In the 1920s and 1930s, he was a pioneer in strain measurements on concrete structures, including for domes and dams. Since mathematical models and calculation methods were limited at that time, he preferred measurements directly on the structure. He researched the watertightness of concrete, its use in road construction, and the structural behaviour of concrete. In 1935, after he had been forced out of his academic role, he published his book Principles of plain and reinforced concrete construction, which was translated into English in 1936.

International recognition soon followed. He represented the Verein Deutscher Ingenieure (VDI) (Association of German Engineers) on trips to China, Japan, Sweden, Russia, and the USA. He was one of the founders of the civil engineering journal Bauingenieur, which he edited from 1920 until he relinquished the role in 1934. In October 1931 he came to London to give a lecture to the Institution of Structural Engineers, with the title of 'The influence of rapidly alternating loading on concrete and reinforced concrete'. This attracted the interest of Stradling, director of the Building Research Station, who in comments after the lecture described it as the first time that proof had been given of a critical range for fatigue in concrete structures.

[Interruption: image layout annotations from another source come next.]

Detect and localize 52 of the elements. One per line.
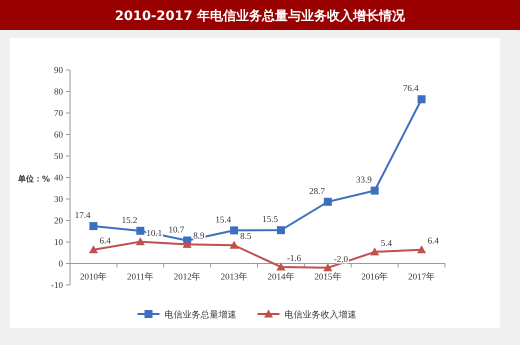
data-label: -2.0 [334,254,349,264]
y-tick-label: 70 [54,108,64,118]
x-tick-label: 2017年 [408,272,436,282]
point [89,222,98,230]
data-label: -1.6 [286,252,302,263]
legend-label: 电信业务收入增速 [284,310,356,320]
x-tick-label: 2011年 [126,272,154,282]
x-tick-label: 2010年 [80,272,107,282]
data-label: 6.4 [428,236,440,246]
chart-title: 2010-2017 年电信业务总量与业务收入增长情况 [114,8,406,24]
point [323,263,332,272]
point [88,245,98,254]
point [182,240,192,248]
point [370,186,379,195]
point [230,240,239,249]
data-label: 15.4 [215,214,232,224]
x-tick-label: 2013年 [220,272,248,282]
y-tick-label: 60 [54,130,64,140]
y-tick-label: 80 [54,86,64,96]
point [276,262,286,270]
x-tick-label: 2015年 [314,272,342,282]
data-label: 76.4 [402,83,420,94]
y-tick-label: 50 [54,151,64,161]
y-tick-label: 30 [54,194,64,204]
y-tick-label: 0 [58,258,64,268]
y-tick-label: -10 [51,280,64,290]
point [417,245,426,254]
point [136,226,144,235]
point [324,198,332,206]
x-tick-label: 2016年 [361,272,388,282]
y-tick-label: 20 [54,216,64,226]
point [276,226,285,234]
point [230,226,238,234]
data-label: 33.9 [356,174,372,185]
data-label: 8.5 [240,231,252,242]
point [136,237,145,246]
y-axis-title: 单位：% [17,174,50,184]
data-label: 6.4 [99,236,112,246]
y-tick-label: 40 [54,172,64,182]
data-label: 10.7 [168,224,185,234]
point [418,95,426,104]
point [370,247,380,256]
data-label: 5.4 [380,238,392,248]
x-tick-label: 2012年 [174,272,201,282]
y-tick-label: 90 [54,65,64,75]
legend-label: 电信业务总量增速 [164,310,236,320]
data-label: 17.4 [74,210,91,220]
data-label: 28.7 [309,186,326,196]
x-tick-label: 2014年 [267,272,294,282]
y-tick-label: 10 [54,237,64,247]
data-label: 15.2 [122,214,138,225]
data-label: 15.5 [262,214,278,224]
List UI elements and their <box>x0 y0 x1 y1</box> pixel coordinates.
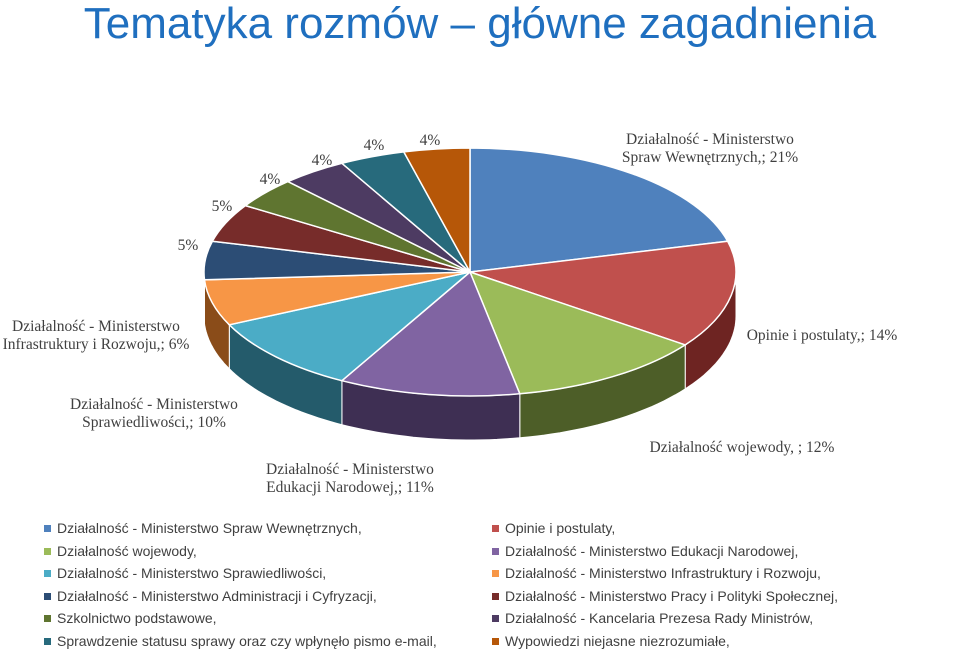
legend-swatch <box>44 547 51 555</box>
data-label: Działalność - Ministerstwo Edukacji Narod… <box>266 461 434 496</box>
legend-item: Działalność - Ministerstwo Infrastruktur… <box>492 565 821 581</box>
legend-label: Działalność - Ministerstwo Administracji… <box>57 587 377 604</box>
legend-label: Działalność - Ministerstwo Sprawiedliwoś… <box>57 565 327 582</box>
legend-label: Sprawdzenie statusu sprawy oraz czy wpły… <box>57 633 437 649</box>
legend-label: Działalność - Ministerstwo Spraw Wewnętr… <box>57 520 362 536</box>
data-label: 4% <box>260 171 281 188</box>
legend-item: Szkolnictwo podstawowe, <box>44 610 217 626</box>
legend-item: Opinie i postulaty, <box>492 520 615 536</box>
data-label: 5% <box>178 237 199 254</box>
chart-title: Tematyka rozmów – główne zagadnienia <box>83 0 877 48</box>
data-label: Działalność - Ministerstwo Sprawiedliwośc… <box>70 396 238 431</box>
legend-label: Opinie i postulaty, <box>505 520 616 536</box>
legend-swatch <box>44 592 51 600</box>
pie-slice <box>402 147 471 273</box>
pie-slice <box>469 240 737 346</box>
legend-item: Działalność - Kancelaria Prezesa Rady Mi… <box>492 610 813 626</box>
data-label: 4% <box>420 132 441 149</box>
legend-label: Wypowiedzi niejasne niezrozumiałe, <box>505 633 730 649</box>
legend-swatch <box>492 615 499 623</box>
legend: Działalność - Ministerstwo Spraw Wewnętr… <box>0 516 960 653</box>
data-label: Opinie i postulaty,; 14% <box>747 327 898 344</box>
data-label: 4% <box>364 137 385 154</box>
legend-label: Działalność wojewody, <box>57 542 197 559</box>
legend-item: Działalność - Ministerstwo Administracji… <box>44 588 377 604</box>
pie-chart: Działalność - Ministerstwo Spraw Wewnętrz… <box>3 131 898 496</box>
legend-item: Działalność - Ministerstwo Spraw Wewnętr… <box>44 520 362 536</box>
legend-swatch <box>492 592 499 600</box>
data-label: Działalność wojewody, ; 12% <box>650 439 835 456</box>
legend-item: Działalność wojewody, <box>44 543 197 559</box>
legend-item: Działalność - Ministerstwo Sprawiedliwoś… <box>44 565 326 581</box>
legend-item: Sprawdzenie statusu sprawy oraz czy wpły… <box>44 633 437 649</box>
data-label: 4% <box>312 152 333 169</box>
legend-swatch <box>492 525 499 532</box>
legend-item: Działalność - Ministerstwo Pracy i Polit… <box>492 588 838 604</box>
data-label: Działalność - Ministerstwo Infrastruktury… <box>3 318 190 353</box>
data-label: Działalność - Ministerstwo Spraw Wewnętrz… <box>622 131 798 166</box>
pie-slice <box>340 270 521 397</box>
legend-swatch <box>492 570 499 578</box>
legend-swatch <box>44 570 51 578</box>
legend-label: Działalność - Ministerstwo Pracy i Polit… <box>505 587 838 604</box>
pie-slice <box>469 147 729 273</box>
legend-swatch <box>44 615 51 623</box>
legend-swatch <box>44 525 51 532</box>
pie-slice <box>468 270 687 395</box>
legend-label: Działalność - Ministerstwo Edukacji Naro… <box>505 542 799 559</box>
legend-label: Szkolnictwo podstawowe, <box>57 610 217 627</box>
data-label: 5% <box>212 198 233 215</box>
legend-item: Wypowiedzi niejasne niezrozumiałe, <box>492 633 730 649</box>
legend-swatch <box>492 547 499 555</box>
legend-swatch <box>44 638 51 645</box>
legend-label: Działalność - Kancelaria Prezesa Rady Mi… <box>505 610 814 627</box>
legend-label: Działalność - Ministerstwo Infrastruktur… <box>505 565 821 582</box>
legend-swatch <box>492 638 499 645</box>
pie-slice <box>227 271 471 382</box>
legend-item: Działalność - Ministerstwo Edukacji Naro… <box>492 543 798 559</box>
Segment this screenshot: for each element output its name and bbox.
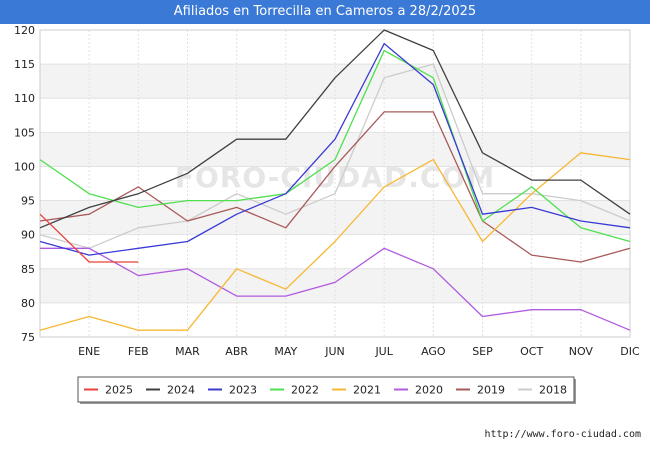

During the Second World War Probst wrote articles for British technical engineering publications, and he attended meetings of the Institution of Civil Engineers in London.

After the war, one notable task Probst undertook in 1946 involved a return to Germany. He accompanied his Ministry of Works colleague, structural engineer Francis Walley, to investigate the use of prestressed concrete that had been used in Germany and other European countries during the Second World War. This encouraged Walley, who was previously unaware of the process, to promote the use of prestressed concrete as part of the post-war rebuilding of Britain, which had a considerable impact on the urban landscape.

His final significant publication was the first edition of the Civil Engineering Reference Book, which he started writing in 1947. He died before the book was published in 1951, and his assistant James Comrie completed the work. In an introduction, Comrie said of Probst that the book had been "one of his ruling interests of his last years and he refused to spare himself in any way up to his untimely death in January 1950.". Renamed as the Civil Engineer's Reference Book, the last (fourth) edition came out in 1989.

== Personal life and death ==
In 1914 Probst married Elisabeth Leitholf (1892–1974), with whom he had four children, 3 daughters and one son. He died on 27 January 1950 at Willesden General Hospital, Willesden, London.

== Recognition ==
In 1918 Probst's service in the First World War were recognised with the award of the Iron Cross, second class.

In 1928, he received the bronze medal from the Institution of Structural Engineers in London, and, in 1929, he was elected as a foreign honorary member of the American Academy of Arts and Sciences in Boston.